Two years after work began, the demand of activists and those affected has changed from “no to removal” to “changing keys”.
- Residents might have been relocated to the nearby Porto Maravilha, but that real estate revitalization initiative has reportedly been reserved for office buildings, shops and restaurants, and middle-class housing. The entire port area, says Piauí, is more than two-thirds the size of Copacabana, but has a population five times smaller, of 28,000. Of its five million square meters, 3,8 million hark back to Rio’s early days. The remaining 1.2 million, twentieth century landfill, mostly belong to the federal government and are chockablock with empty warehouses made obsolete by shipping containers. According to the magazine, the federal government has an indirect hand (by way of a Caixa Econômica Federal fund) in allocating these lots for upscale usage.
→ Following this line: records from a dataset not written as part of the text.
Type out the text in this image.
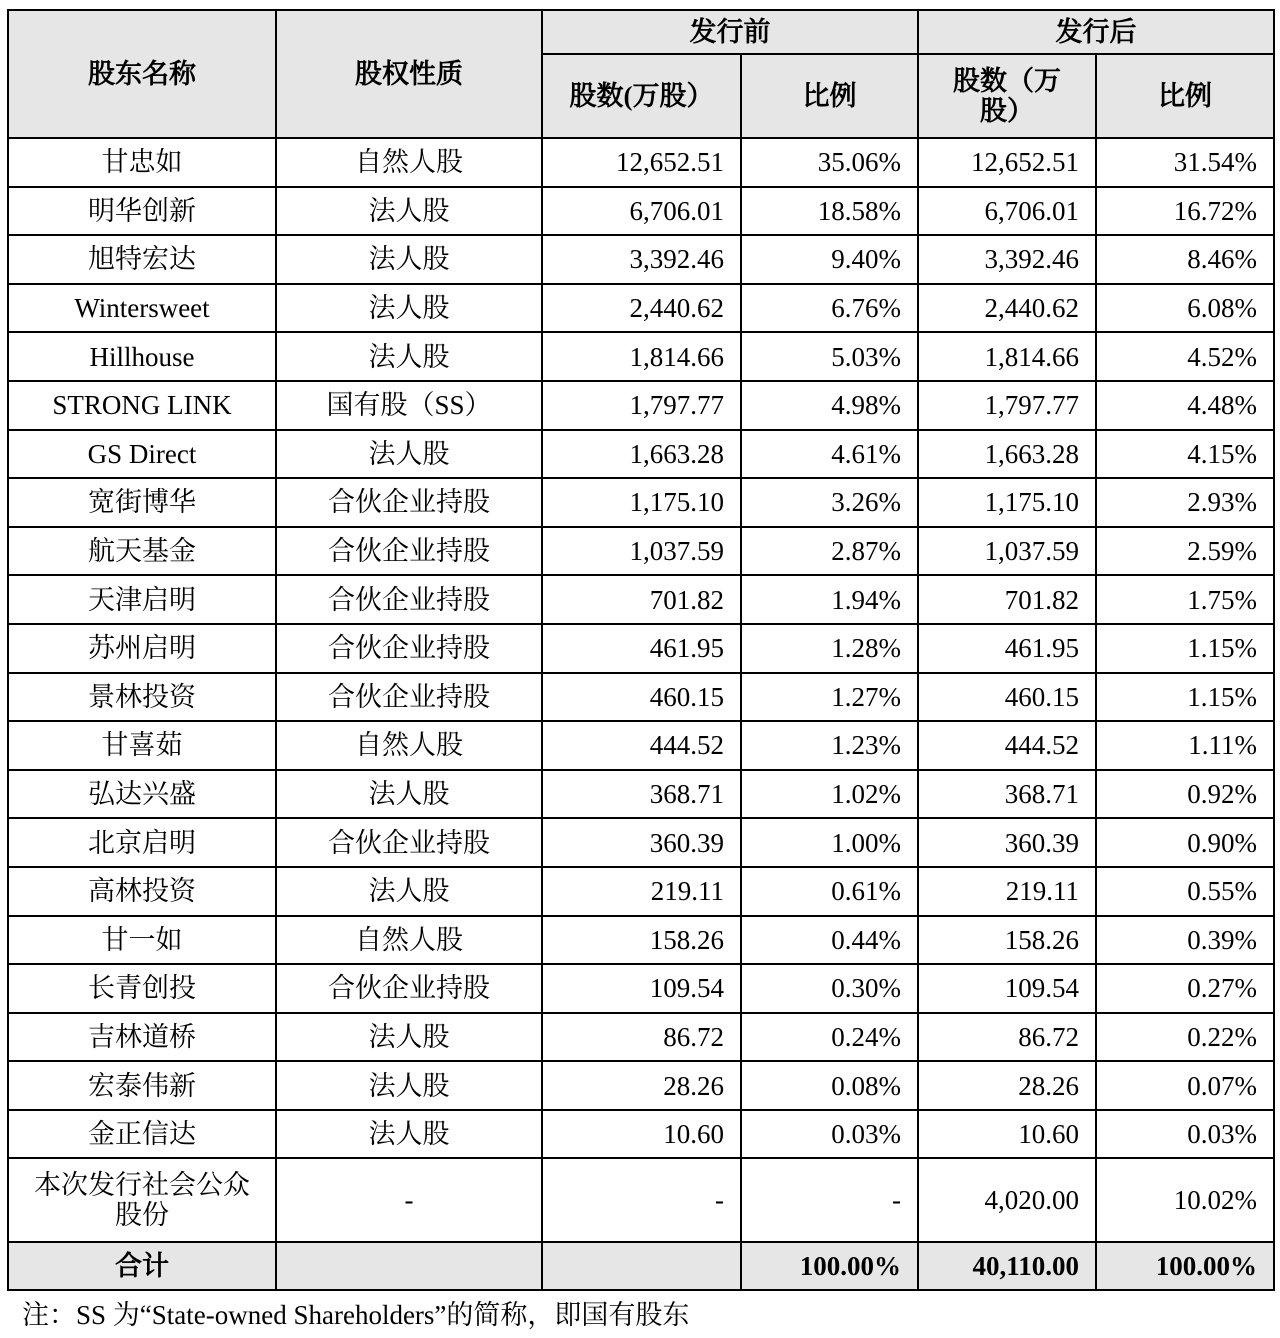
股东名称	股权性质	发行前		发行后	
		股数(万股）	比例	股数（万股）	比例
甘忠如	自然人股	12,652.51	35.06%	12,652.51	31.54%
明华创新	法人股	6,706.01	18.58%	6,706.01	16.72%
旭特宏达	法人股	3,392.46	9.40%	3,392.46	8.46%
Wintersweet	法人股	2,440.62	6.76%	2,440.62	6.08%
Hillhouse	法人股	1,814.66	5.03%	1,814.66	4.52%
STRONG LINK	国有股（SS）	1,797.77	4.98%	1,797.77	4.48%
GS Direct	法人股	1,663.28	4.61%	1,663.28	4.15%
宽街博华	合伙企业持股	1,175.10	3.26%	1,175.10	2.93%
航天基金	合伙企业持股	1,037.59	2.87%	1,037.59	2.59%
天津启明	合伙企业持股	701.82	1.94%	701.82	1.75%
苏州启明	合伙企业持股	461.95	1.28%	461.95	1.15%
景林投资	合伙企业持股	460.15	1.27%	460.15	1.15%
甘喜茹	自然人股	444.52	1.23%	444.52	1.11%
弘达兴盛	法人股	368.71	1.02%	368.71	0.92%
北京启明	合伙企业持股	360.39	1.00%	360.39	0.90%
高林投资	法人股	219.11	0.61%	219.11	0.55%
甘一如	自然人股	158.26	0.44%	158.26	0.39%
长青创投	合伙企业持股	109.54	0.30%	109.54	0.27%
吉林道桥	法人股	86.72	0.24%	86.72	0.22%
宏泰伟新	法人股	28.26	0.08%	28.26	0.07%
金正信达	法人股	10.60	0.03%	10.60	0.03%
本次发行社会公众股份	-	-	-	4,020.00	10.02%
合计			100.00%	40,110.00	100.00%
注：SS 为“State-owned Shareholders”的简称，即国有股东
Still, Alberto Gomes Silva, the new president of Cdurp, the city entity that manages the port revitalization, promised Piauí that he would publish a map of lots set aside for low income housing.
He said that Cdurp had allocated a waterside “desirable lot”, for the homeless movement, and that he’s working with the city to “create an inventory” of low-income real estate.
- The state attorney general’s office has repeatedly moved to stop Morar Carioca work in Providência, arguing that citizens weren’t duly informed or involved in the process. In November, a judged ruled in favor of this, ordering a halt. And the federal government, by way of a working group on housing linked to the Presidency’s Human Rights Secretariat, held a public hearing last October on the impact of construction related to sports mega-events, which city officials didn’t attend. This is the only related story available in the the mainstream press; in fact, until the Piauí article appeared, RioRealblog hadn’t heard about these developments.
- Former Municipal Housing Secretary Jorge Bittar chalks up criticism to political interests. When the media shirks its watchdog role, such is the inevitable outcome, leading in this case to an absence of useful debate on relocation, port area land use, and low-income housing policy.
The critics “have a prejudiced and ideologized view of things,” he said. “The epicenter of this is called PSOL. They’re playing politics using the allegation that the World Cup and the Olympics are pushing out the poor”.
As we all know, favelas have long been an informal solution to housing needs.
Once they exist, and once a city decides to integrate them into the urban fabric (as Rio is now doing), policymakers come up against long-ignored basic questions of life quality and costs.
“Maintenance is complicated,” Sergio Guimarães Ferreira, Pereira Passos Institute Director of Information told RioRealblog last week. “Sanitation is a serious issue.” Other challenges, he added, are trash collection, public safety, general access and lighting. In some cases, spaces need to be opened up in order to implement solutions.
In order to bring favela living conditions up to standard, removals will have to take place. This is embodied in the Morar Carioca program, set to upgrade all Rio favelas by 2020.
You might say that Morro da Providência is a sort of pilot for Morar Carioca, which got under way–late– last year. There, a new high-tech cable car system is in a test phase, and should soon begin easing the lives of residents who have long dealt with the highs and lows of life in Rio de Janeiro. And sometime in the not-too-distant future, after a period of confusion, some of those whose lives were disrupted by the upgrade will boast a permanent address not far from where they used to live.